Thanks to Twin Cities-based author, poet, puppeteer, and playwright, Ty Chapman, for his fantastic book, Sarah Rising (Beaming), and the Author’s Notes (read them in full, here), reprinted by Beaming, for sharing this Great Idea.
White people: if you haven’t already begun, let Juneteenth be your reason to begin, continue, or persist in regular talks about racial injustice with the young people in your life. Be mindful that the color of your skin allows you the privilege of these talks being a choice. Our neighbors of color must have these talks with children on a very regular basis as a matter of survival. The more white people talk, explore, understand, grow, and engage, the less of a burden we place on our BIPOC neighbors – and the more justice we build for all people.
Ty Chapman shares a poignant story of his own upbringing and experience with personal and communal racial injustice in the Author’s Notes from Sarah Rising. At the conclusion of which he includes a list of How You Can Help, which reads (verbatim):
- Speak up for classmates who are being bullied (for their race, their gender, or any reason).

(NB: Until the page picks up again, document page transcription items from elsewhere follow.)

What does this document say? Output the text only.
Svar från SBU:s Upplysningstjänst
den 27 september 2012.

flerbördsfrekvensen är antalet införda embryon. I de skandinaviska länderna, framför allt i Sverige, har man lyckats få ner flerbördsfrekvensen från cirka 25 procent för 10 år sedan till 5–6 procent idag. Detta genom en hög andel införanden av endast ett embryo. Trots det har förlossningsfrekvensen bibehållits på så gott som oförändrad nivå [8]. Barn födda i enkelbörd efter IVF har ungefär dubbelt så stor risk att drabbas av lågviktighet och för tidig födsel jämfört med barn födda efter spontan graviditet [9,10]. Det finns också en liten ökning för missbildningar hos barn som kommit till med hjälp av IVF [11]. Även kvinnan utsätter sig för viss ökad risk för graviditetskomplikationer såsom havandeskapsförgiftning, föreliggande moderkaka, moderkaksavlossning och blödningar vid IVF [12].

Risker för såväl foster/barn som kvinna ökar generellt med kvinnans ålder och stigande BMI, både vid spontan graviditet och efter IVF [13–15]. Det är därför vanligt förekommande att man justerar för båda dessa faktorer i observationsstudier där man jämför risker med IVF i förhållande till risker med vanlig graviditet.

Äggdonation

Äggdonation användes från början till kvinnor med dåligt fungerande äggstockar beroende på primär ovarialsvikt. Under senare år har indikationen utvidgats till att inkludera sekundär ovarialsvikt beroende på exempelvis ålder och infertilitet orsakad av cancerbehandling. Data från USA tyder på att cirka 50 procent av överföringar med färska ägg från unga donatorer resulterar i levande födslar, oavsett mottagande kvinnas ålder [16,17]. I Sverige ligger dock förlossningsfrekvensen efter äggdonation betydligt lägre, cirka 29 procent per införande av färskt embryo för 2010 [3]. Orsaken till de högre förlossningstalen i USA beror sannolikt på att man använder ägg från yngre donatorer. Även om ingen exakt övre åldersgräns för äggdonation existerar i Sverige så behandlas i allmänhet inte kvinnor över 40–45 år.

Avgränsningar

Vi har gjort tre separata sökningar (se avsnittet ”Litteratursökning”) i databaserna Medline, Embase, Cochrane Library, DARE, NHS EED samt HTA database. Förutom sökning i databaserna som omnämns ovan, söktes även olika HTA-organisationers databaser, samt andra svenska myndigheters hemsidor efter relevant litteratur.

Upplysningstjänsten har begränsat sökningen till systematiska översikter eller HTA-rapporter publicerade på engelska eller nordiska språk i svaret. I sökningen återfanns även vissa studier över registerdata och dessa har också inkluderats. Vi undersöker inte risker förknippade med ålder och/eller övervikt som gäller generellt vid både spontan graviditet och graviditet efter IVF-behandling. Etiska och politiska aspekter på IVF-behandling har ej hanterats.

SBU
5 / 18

- Have difficult conversations at home about race.
- Read books by BIPOC (Black, Indigenous, and people of color) writers and books about their experiences.
- Ask your teachers difficult questions about race and history.
- Encourage friends and family to treat BIPOC individuals with kindness and respect.
- Make friends with people who are different from you.
- Make posters about racial equality.
- And above all else, be ready to learn! Keep an open mind about race issues and the hardships that other people experience.
Be sure to read the entire Author’s Notes (here) for encouragement to also, ‘Continue the Conversation’.
We’ve got resources for a lot of these, so if you’re not sure where to begin or how to proceed, please find – in order of relevance:
- books for all ages on Bullying and Friendship
- Anti-Racism: Children and Families resources – including books, website, curricula, and multimedia learning and conversation starters
- lists of books by Black Authors – there are many, many more throughout our lib guides
- Learn about Critical Race Theory – and Christian responses to it – from the UMC perspective here; the UCC perspective here; and the PC(USA) perspective here.
- The MN Annual Conference UMC’s Rev. Dana Neuhauser offers this list of Books That Can Build Empathy for BIPOC Communities; share books on Faith, Love, Compassion and Forgiveness; and create more emotionally aware individuals, families, and community through Mindfulness
- The church is a GREAT place for creating safe spaces where people who are different can develop friendships – so are our homes. Some previous Great Ideas might spark communal, congregational, and familial approaches to inviting and welcoming people of different identities into hospitable spaces.
- Posters made by hand are awesome and beautiful and highly encouraged. If they feel intimidating, check out Arts, Protest, & Justice for ideas!
- See our Antiracism for Adults, Children and Families, and Tweens & Teens resources and our Congregational Life: Social Justice lib guides for all sorts of ways to learn, grow, and engage in areas of racial justice – and the many, many overlapping layers of injustice that spring from it.
We are here to explore ideas for learning and engagement – and have plenty of our own work to do. The more we learn and grow together the better off our neighbors – and the world – will be!